Sebab, transaksi atas jasa angkutan yang dilakukan oleh Termohon PK dengan PT X telah dibayar dan dihitung berdasarkan pada jumlah kuantitas atau volume barang dan jarak ke tempat tujuan sehingga bukan merupakan objek PPh Pasal 23. Hal ini sebagaimana diatur berdasarkan pada angka 2 butir 2.2 SE-08/1995.
Di sisi lain, berdasarkan pada angka 2 butir 2.2 SE-08/1995, fungsi kontrak atau perjanjian ialah semata-mata untuk menjamin sampainya barang ke tempat tujuan. Oleh karena itu, menurut Termohon PK, dokumen serah terima barang, kartu timbang, atau delivery note sudah cukup sebagai bukti bahwa barang telah sampai dengan selamat dan dapat digunakan sebagai dasar pembayaran ongkos angkut.

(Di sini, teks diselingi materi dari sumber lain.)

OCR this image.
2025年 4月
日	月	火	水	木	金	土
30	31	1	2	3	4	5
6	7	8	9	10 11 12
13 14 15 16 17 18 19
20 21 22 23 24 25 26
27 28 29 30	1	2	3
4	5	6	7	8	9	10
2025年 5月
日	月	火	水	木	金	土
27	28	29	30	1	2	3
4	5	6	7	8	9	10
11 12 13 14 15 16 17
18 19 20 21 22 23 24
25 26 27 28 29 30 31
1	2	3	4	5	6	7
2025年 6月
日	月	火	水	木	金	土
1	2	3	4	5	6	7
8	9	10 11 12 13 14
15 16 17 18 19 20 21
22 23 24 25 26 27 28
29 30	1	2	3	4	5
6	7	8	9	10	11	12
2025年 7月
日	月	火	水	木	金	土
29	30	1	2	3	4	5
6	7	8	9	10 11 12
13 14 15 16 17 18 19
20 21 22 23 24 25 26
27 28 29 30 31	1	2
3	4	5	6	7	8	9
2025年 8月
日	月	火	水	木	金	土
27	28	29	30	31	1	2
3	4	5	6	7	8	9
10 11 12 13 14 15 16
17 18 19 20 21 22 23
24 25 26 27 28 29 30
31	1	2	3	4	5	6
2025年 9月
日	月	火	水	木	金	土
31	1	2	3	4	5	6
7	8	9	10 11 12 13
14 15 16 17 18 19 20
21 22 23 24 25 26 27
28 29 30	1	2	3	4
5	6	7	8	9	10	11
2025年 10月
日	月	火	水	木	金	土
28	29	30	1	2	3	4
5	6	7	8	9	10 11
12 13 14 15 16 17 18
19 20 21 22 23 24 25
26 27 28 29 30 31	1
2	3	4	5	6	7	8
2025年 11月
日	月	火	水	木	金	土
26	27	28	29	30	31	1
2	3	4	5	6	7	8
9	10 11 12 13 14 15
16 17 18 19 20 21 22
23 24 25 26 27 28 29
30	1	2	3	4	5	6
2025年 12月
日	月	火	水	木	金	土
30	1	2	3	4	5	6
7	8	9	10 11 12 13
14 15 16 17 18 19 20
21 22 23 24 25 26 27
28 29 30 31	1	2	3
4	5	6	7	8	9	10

Dengan demikian, Termohon PK menyatakan koreksi yang dilakukan Pemohon PK tidak benar sehingga harus dibatalkan.
MAHKAMAH Agung berpendapat alasan-alasan permohonan PK tidak dapat dibenarkan. Putusan Pengadilan Pajak No. 23141/PP/M.V/12/2010 yang menyatakan mengabulkan seluruhnya permohonan banding sudah tepat dan benar. Adapun terhadap perkara ini, terdapat 2 pertimbangan Mahkamah Agung sebagai berikut.
Pertama, alasan permohonan PK mengenai Putusan Pengadilan Pajak No. Put.23141/PP/M.V/12/2010 yang tidak memenuhi Pasal 81 ayat (1) UU 14/2002 tidak dapat dibenarkan. Sebab, persoalan mengenai jangka waktu yang berkaitan dengan proses administrasi penyelesaian perkara tidak dapat membatalkan putusan.
Kedua, alasan-alasan permohonan PK atas koreksi pembayaran sewa angkutan darat juga tidak dapat dibenarkan. Menurut Mahkamah Agung, pertimbangan hukum dan Putusan Pengadilan Pajak No. 23141/PP/M.V/12/2010 yang mengabulkan seluruhnya permohonan banding sudah tepat dan sesuai dengan undang-undang yang berlaku.
Dengan demikian, tidak terdapat putusan Pengadilan Pajak yang tidak sesuai dengan ketentuan peraturan perundang-undangan yang berlaku sebagaimana dimaksud dalam Pasal 91 huruf c UU 14/2002.
Berdasarkan pada pertimbangan di atas, permohonan PK yang diajukan oleh Pemohon PK dinilai tidak beralasan sehingga harus ditolak. Kemudian, Pemohon PK ditetapkan sebagai pihak yang kalah dan dihukum untuk membayar biaya perkara.